I get it that many self-publish to e-books only, because of the expense in producing a bound book, but it seems to me that e-books are really just the 21st century’s version of the drugstore paperback, i.e. ‘an inexpensive book’, (although God knows the price of the device to read these ‘cheap books’ on is exorbitant, IMO), and being represented and publishing e-books are not mutually exclusive, except in the minds of some self-published folks.
Aren’t most traditionally published novels by represented authors also available as e-books? And if so, why don’t the people writing these self-publishing e-books stat articles and blog posts cull those numbers out of their statistics?
A member of my writing workshop recently sent around this link. (You should take a moment and read it, it’s interesting, and you won’t have much of a clue what the rest of this post is about if you don’t.) After reading the post the workshop member raised the question: If 10,000 readers download your novel for free, who’s left to buy it?
A valid question.
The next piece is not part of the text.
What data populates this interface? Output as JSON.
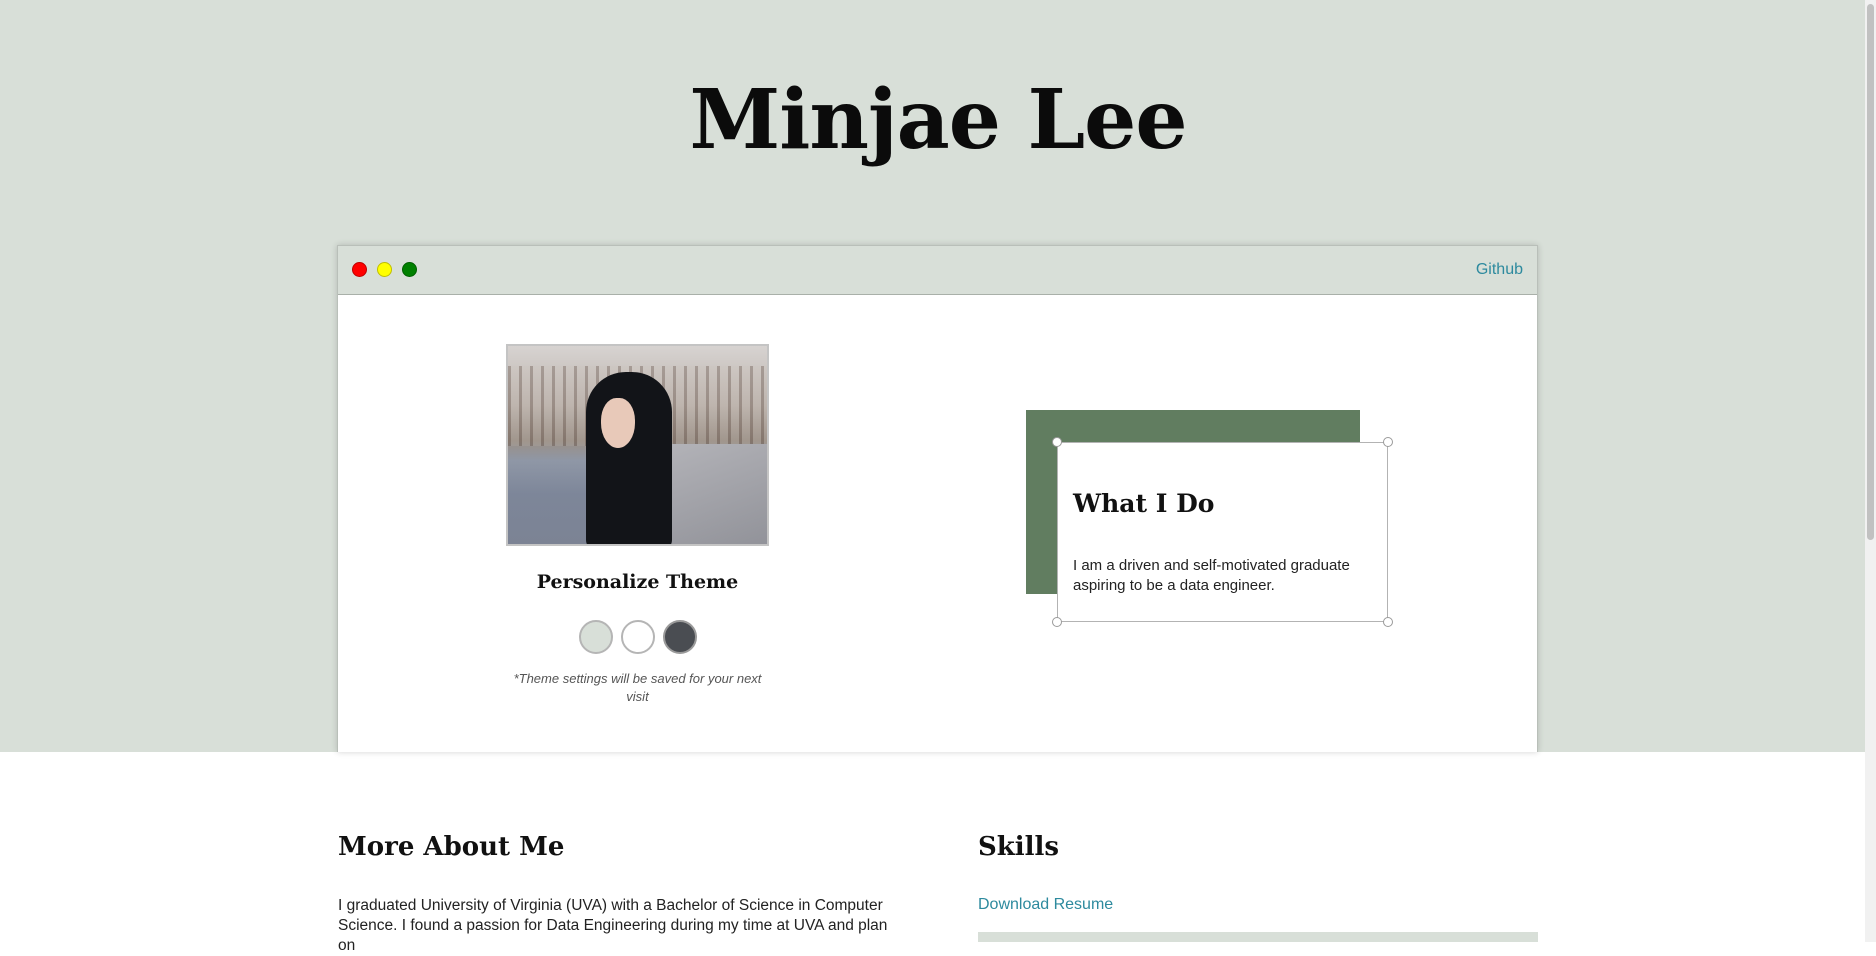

If the average first novel by a new author usually only sells between 1000 – 5000 copies, who is left to buy your novel if you give it away to so many?
One answer I typically come across while meandering through the many posts and articles on the subject is this:
A self published author must publish as often as possible.
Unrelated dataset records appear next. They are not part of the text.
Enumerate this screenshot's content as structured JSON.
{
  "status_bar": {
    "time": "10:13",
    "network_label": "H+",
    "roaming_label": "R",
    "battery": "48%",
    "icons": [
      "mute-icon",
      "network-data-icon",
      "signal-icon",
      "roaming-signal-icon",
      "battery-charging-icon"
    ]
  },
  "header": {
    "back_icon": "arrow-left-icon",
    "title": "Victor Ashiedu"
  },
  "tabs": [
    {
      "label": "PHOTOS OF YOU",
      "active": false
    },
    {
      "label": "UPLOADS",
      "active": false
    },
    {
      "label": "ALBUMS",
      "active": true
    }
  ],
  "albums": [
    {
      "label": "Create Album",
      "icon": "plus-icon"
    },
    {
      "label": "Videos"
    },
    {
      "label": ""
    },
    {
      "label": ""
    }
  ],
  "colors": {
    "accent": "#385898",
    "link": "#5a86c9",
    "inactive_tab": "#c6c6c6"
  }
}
And ideally they should have several books available right from the get go.
Now, of course we all wish we were hugely prolific, with many many wonderful, amazing stories just clamoring to be written, and that we were supported by a benignly wealthy patron, whose sole delight—aside from paying our bills—was to see us at our keyboard, tapping away like demented woodpeckers. But the truth is most of us have day jobs, and families. And in my experience, most of us need six months to a year to turn out just a good first draft to work with—and then the sweaty work begins.
So, writing several novels a year that are actually worth reading seems unrealistic. Unless, as I said, you happen to be an extremely prolific, independently wealthy genius.
And seriously, if that’s the case, you probably stopped reading this post when I winced at giving away 10,000 copies—muttering something beneath your breath like: Frankly Scarlet, who gives a damn?